The plot. A gifted young man descends into confusion and despair, fuelled by a heroin habit that renders him delusional after his supposed sweetheart takes off in a boat for Key West. Meanwhile, a framed picture of Castro – presumably President of the emptying room of Cuba – looks on as the workers – a crippled veteran of a ‘pointless war’, played by a wheelchair-bound Anthony O’Donnell, another old cynic played by a panama hat wearing Steven Moore (though, to be honest I preferred him as Kevin’s aka Harry Enfield’s dad); and the deliciously sassy backroom girls (Petra Letang and Inika Leigh Wright) – bicker more or less cheerfully over the rolling-room play list.

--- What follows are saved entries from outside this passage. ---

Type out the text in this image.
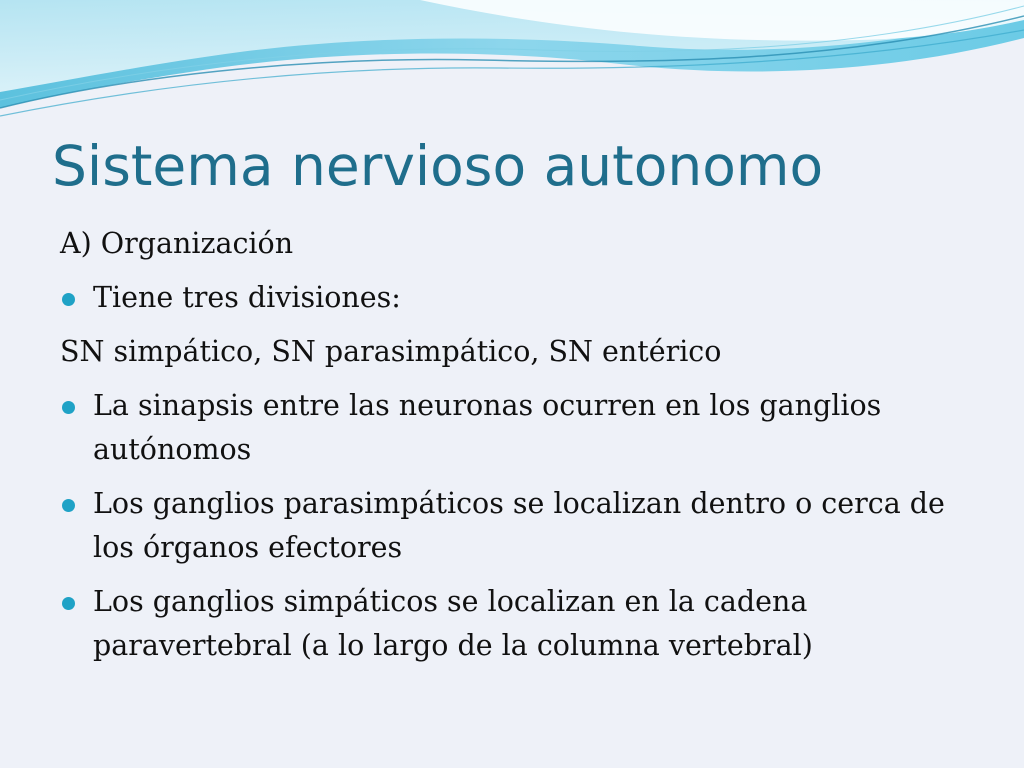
Sistema nervioso autonomo
A) Organización
Tiene tres divisiones:
SN simpático, SN parasimpático, SN entérico
La sinapsis entre las neuronas ocurren en los ganglios autónomos
Los ganglios parasimpáticos se localizan dentro o cerca de los órganos efectores
Los ganglios simpáticos se localizan en la cadena paravertebral (a lo largo de la columna vertebral)
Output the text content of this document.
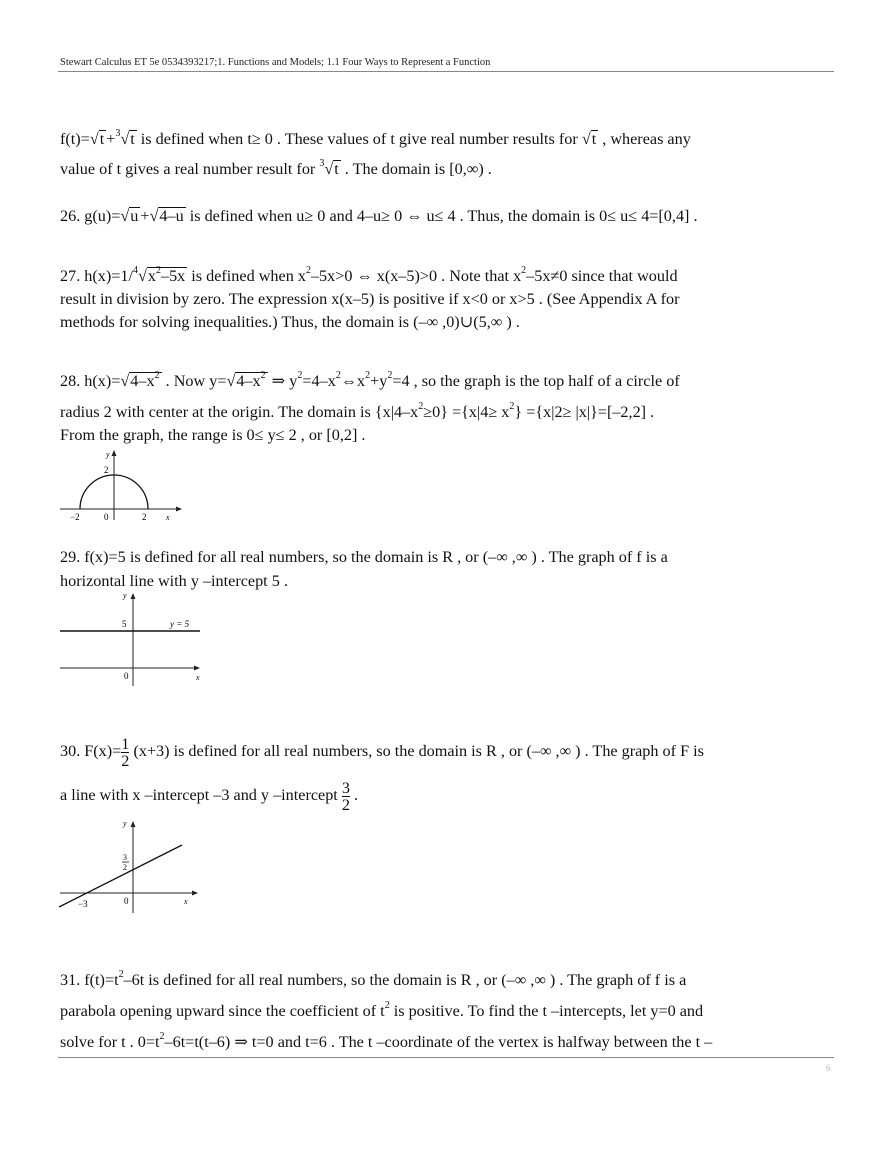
Stewart Calculus ET 5e 0534393217;1. Functions and Models; 1.1 Four Ways to Represent a Function
f(t)=√t +$^3$√t is defined when t≥ 0 . These values of t give real number results for √t , whereas any
value of t gives a real number result for $^3$√t . The domain is [0,∞) .
26. g(u)=√u +√4–u is defined when u≥ 0 and 4–u≥ 0 ⇔ u≤ 4 . Thus, the domain is 0≤ u≤ 4=[0,4] .
27. $h(x)=1/^4√x^2-5x$ is defined when $x^2-5x>0$ ⇔ x(x–5)>0 . Note that $x^2-5x\ne 0$ since that would
result in division by zero. The expression x(x–5) is positive if x<0 or x>5 . (See Appendix A for
methods for solving inequalities.) Thus, the domain is (–∞ ,0)∪(5,∞ ) .
28. $h(x)=√4-x^2$ . Now $y=√4-x^2$ ⇒ $y^2=4-x^2\Leftrightarrow x^2+y^2=4$ , so the graph is the top half of a circle of
radius 2 with center at the origin. The domain is $\{x|4-x^2\ge 0\} =\{x|4\ge x^2\} =\{x|2\ge |x|\}=[-2,2]$ .
From the graph, the range is 0≤ y≤ 2 , or [0,2] .
y
x
2
−2	0	2
29. f(x)=5 is defined for all real numbers, so the domain is R , or (–∞ ,∞ ) . The graph of f is a
horizontal line with y –intercept 5 .
y
x
5	y = 5
0
30. $F(x)= \frac{1}{2} (x+3)$ is defined for all real numbers, so the domain is R , or (–∞ ,∞ ) . The graph of F is
a line with x –intercept –3 and y –intercept $\frac{3}{2}$ .
y
x
3
2
−3	0
31. $f(t)=t^2-6t$ is defined for all real numbers, so the domain is R , or (–∞ ,∞ ) . The graph of f is a
parabola opening upward since the coefficient of $t^2$ is positive. To find the t –intercepts, let y=0 and
solve for t . $0=t^2-6t=t(t-6)$ ⇒ t=0 and t=6 . The t –coordinate of the vertex is halfway between the t –
6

The performance of Paul Hilton as Miguel the agitated junky and self-appointed President is cold-sweat-in-a-hot-room intense and highly compelling. Indeed, the musical interludes serve as sweet relief from his ravings as he oscillates between wishing his love all the best and damning her to the bottom of the ocean. Bunny Christie’s incredibly evocative set is filled with the combined haze of implied stifling heat (huge fan on wall) and – the very real – billowing cigar smoke issuing not least from the amply statured if quietly majestic Jim Carter as Don Jose. This proves the perfect backdrop for some accomplished ensemble performances, superbly directed by Howard Davies, and bringing Steven Knight’s wonderfully lyrical piece to life.

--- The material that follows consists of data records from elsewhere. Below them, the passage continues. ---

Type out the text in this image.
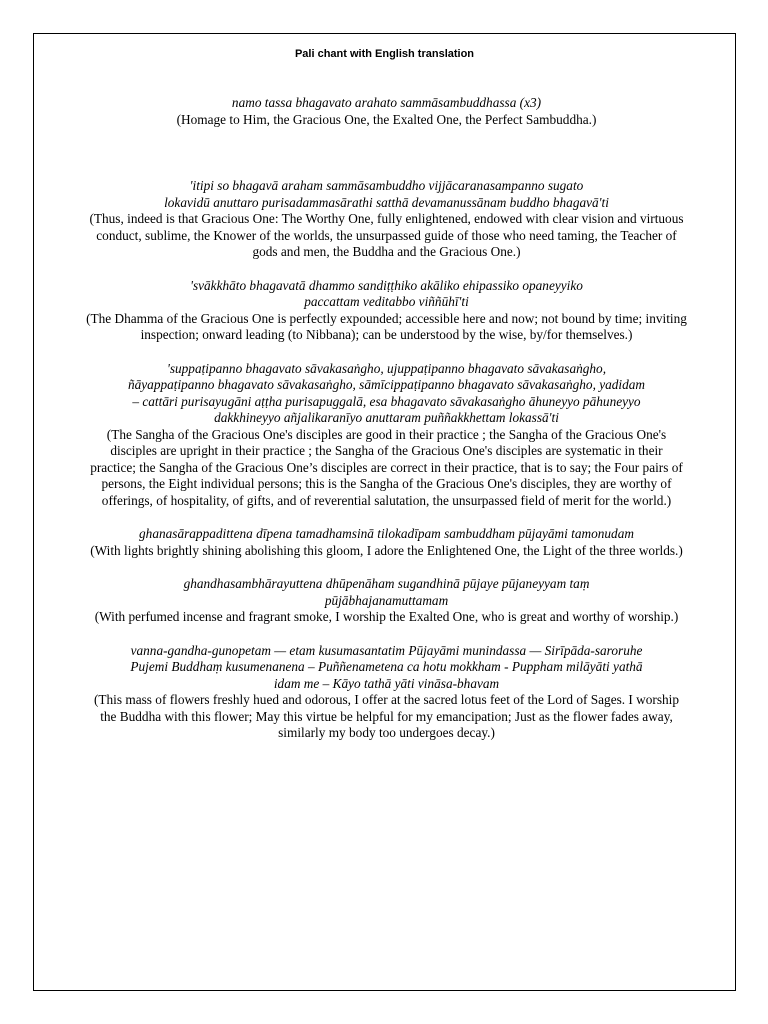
Pali chant with English translation

namo tassa bhagavato arahato sammāsambuddhassa (x3)

(Homage to Him, the Gracious One, the Exalted One, the Perfect Sambuddha.)

'itipi so bhagavā araham sammāsambuddho vijjācaranasampanno sugato

lokavidū anuttaro purisadammasārathi satthā devamanussānam buddho bhagavā'ti

(Thus, indeed is that Gracious One: The Worthy One, fully enlightened, endowed with clear vision and virtuous conduct, sublime, the Knower of the worlds, the unsurpassed guide of those who need taming, the Teacher of gods and men, the Buddha and the Gracious One.)

'svākkhāto bhagavatā dhammo sandiṭṭhiko akāliko ehipassiko opaneyyiko

paccattam veditabbo viññūhī'ti

(The Dhamma of the Gracious One is perfectly expounded; accessible here and now; not bound by time; inviting inspection; onward leading (to Nibbana); can be understood by the wise, by/for themselves.)

'suppaṭipanno bhagavato sāvakasaṅgho, ujuppaṭipanno bhagavato sāvakasaṅgho,

ñāyappaṭipanno bhagavato sāvakasaṅgho, sāmīcippaṭipanno bhagavato sāvakasaṅgho, yadidam

– cattāri purisayugāni aṭṭha purisapuggalā, esa bhagavato sāvakasaṅgho āhuneyyo pāhuneyyo

dakkhineyyo añjalikaranīyo anuttaram puññakkhettam lokassā'ti

(The Sangha of the Gracious One's disciples are good in their practice ; the Sangha of the Gracious One's disciples are upright in their practice ; the Sangha of the Gracious One's disciples are systematic in their practice; the Sangha of the Gracious One’s disciples are correct in their practice, that is to say; the Four pairs of persons, the Eight individual persons; this is the Sangha of the Gracious One's disciples, they are worthy of offerings, of hospitality, of gifts, and of reverential salutation, the unsurpassed field of merit for the world.)

ghanasārappadittena dīpena tamadhamsinā tilokadīpam sambuddham pūjayāmi tamonudam

(With lights brightly shining abolishing this gloom, I adore the Enlightened One, the Light of the three worlds.)

ghandhasambhārayuttena dhūpenāham sugandhinā pūjaye pūjaneyyam taṃ

pūjābhajanamuttamam

(With perfumed incense and fragrant smoke, I worship the Exalted One, who is great and worthy of worship.)

vanna-gandha-gunopetam — etam kusumasantatim Pūjayāmi munindassa — Sirīpāda-saroruhe

Pujemi Buddhaṃ kusumenanena – Puññenametena ca hotu mokkham - Puppham milāyāti yathā

idam me – Kāyo tathā yāti vināsa-bhavam

(This mass of flowers freshly hued and odorous, I offer at the sacred lotus feet of the Lord of Sages. I worship the Buddha with this flower; May this virtue be helpful for my emancipation; Just as the flower fades away, similarly my body too undergoes decay.)
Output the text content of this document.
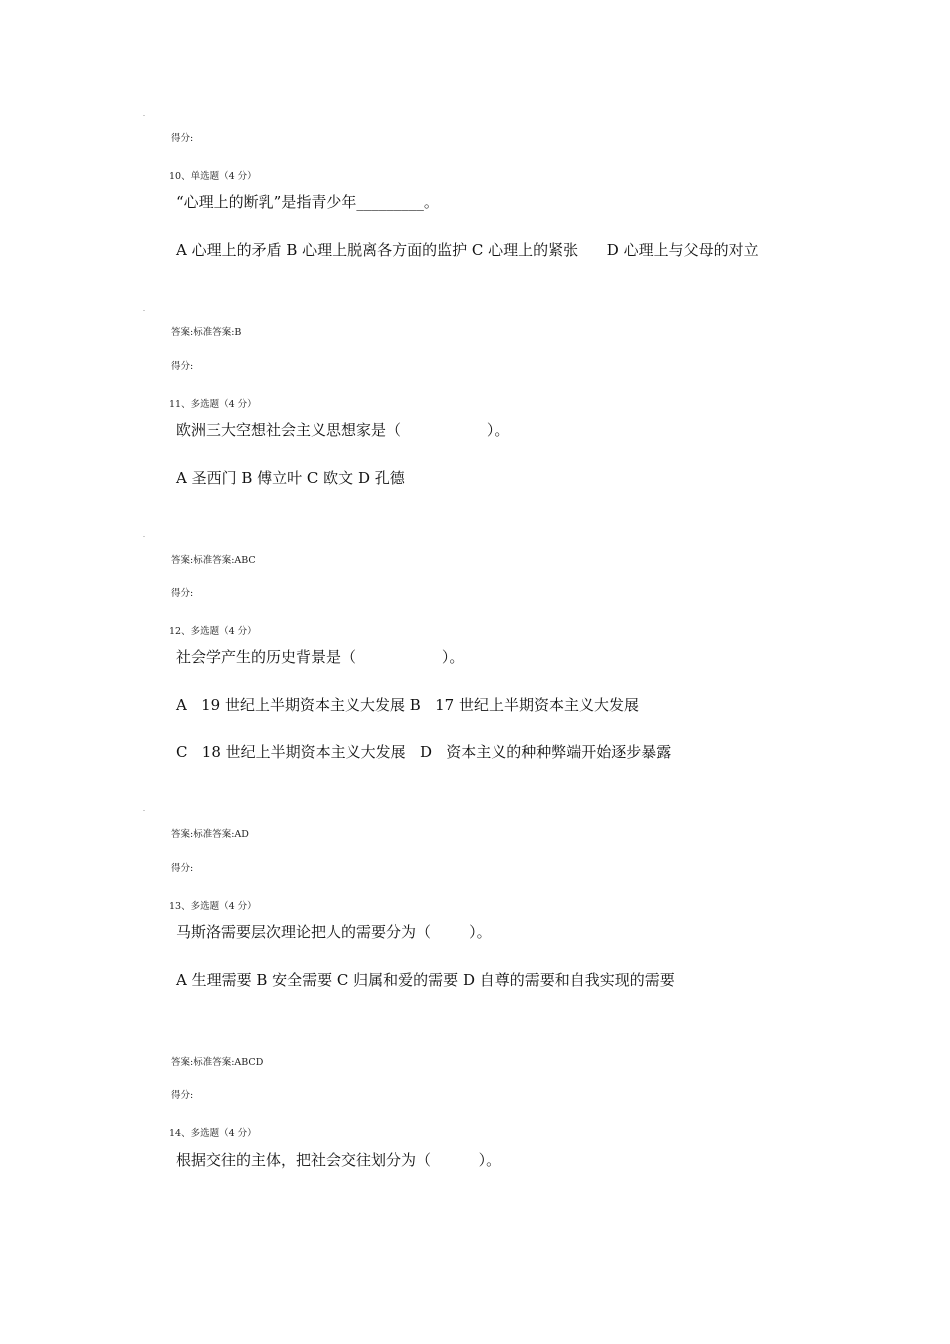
得分:
10、单选题（4 分）
“心理上的断乳”是指青少年_________。
A 心理上的矛盾 B 心理上脱离各方面的监护 C 心理上的紧张      D 心理上与父母的对立
答案:标准答案:B
得分:
11、多选题（4 分）
欧洲三大空想社会主义思想家是（                  ）。
A 圣西门 B 傅立叶 C 欧文 D 孔德
答案:标准答案:ABC
得分:
12、多选题（4 分）
社会学产生的历史背景是（                  ）。
A   19 世纪上半期资本主义大发展 B   17 世纪上半期资本主义大发展
C   18 世纪上半期资本主义大发展   D   资本主义的种种弊端开始逐步暴露
答案:标准答案:AD
得分:
13、多选题（4 分）
马斯洛需要层次理论把人的需要分为（        ）。
A 生理需要 B 安全需要 C 归属和爱的需要 D 自尊的需要和自我实现的需要
答案:标准答案:ABCD
得分:
14、多选题（4 分）
根据交往的主体，把社会交往划分为（          ）。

The uneasy tension generated by the failed promise of a distant revolution and the persistence of voodoo in the lives and imaginings of the characters is never far away. The influence of the latter is arguably a little over-indulged though, and the production perhaps goes a dream-sequence too far as the ghostly Alexandra appears and re-appears to playfully haunt Miguel to the swoonsome laments of the mysterious fiddler standing in the wings. Don’t ask. Other than that, this is a welcome detour from the vaguely-leftish ‘anti-war’ gesturing of recent offerings. Indeed, give or take the occasional reference to the inferior quality of the cigar leaf of Guantanamo Bay, there is little of the otherwise obligatory anti-Americanism discernible.

Like all good things, President of an Empty Room comes with a health warning attached – yes, it is (as the critics have rightly gushed) authentic, atmospheric and quite transfixing, but remember, poverty isn’t funky, shabby isn’t sensual and cigars are definitely bad for you.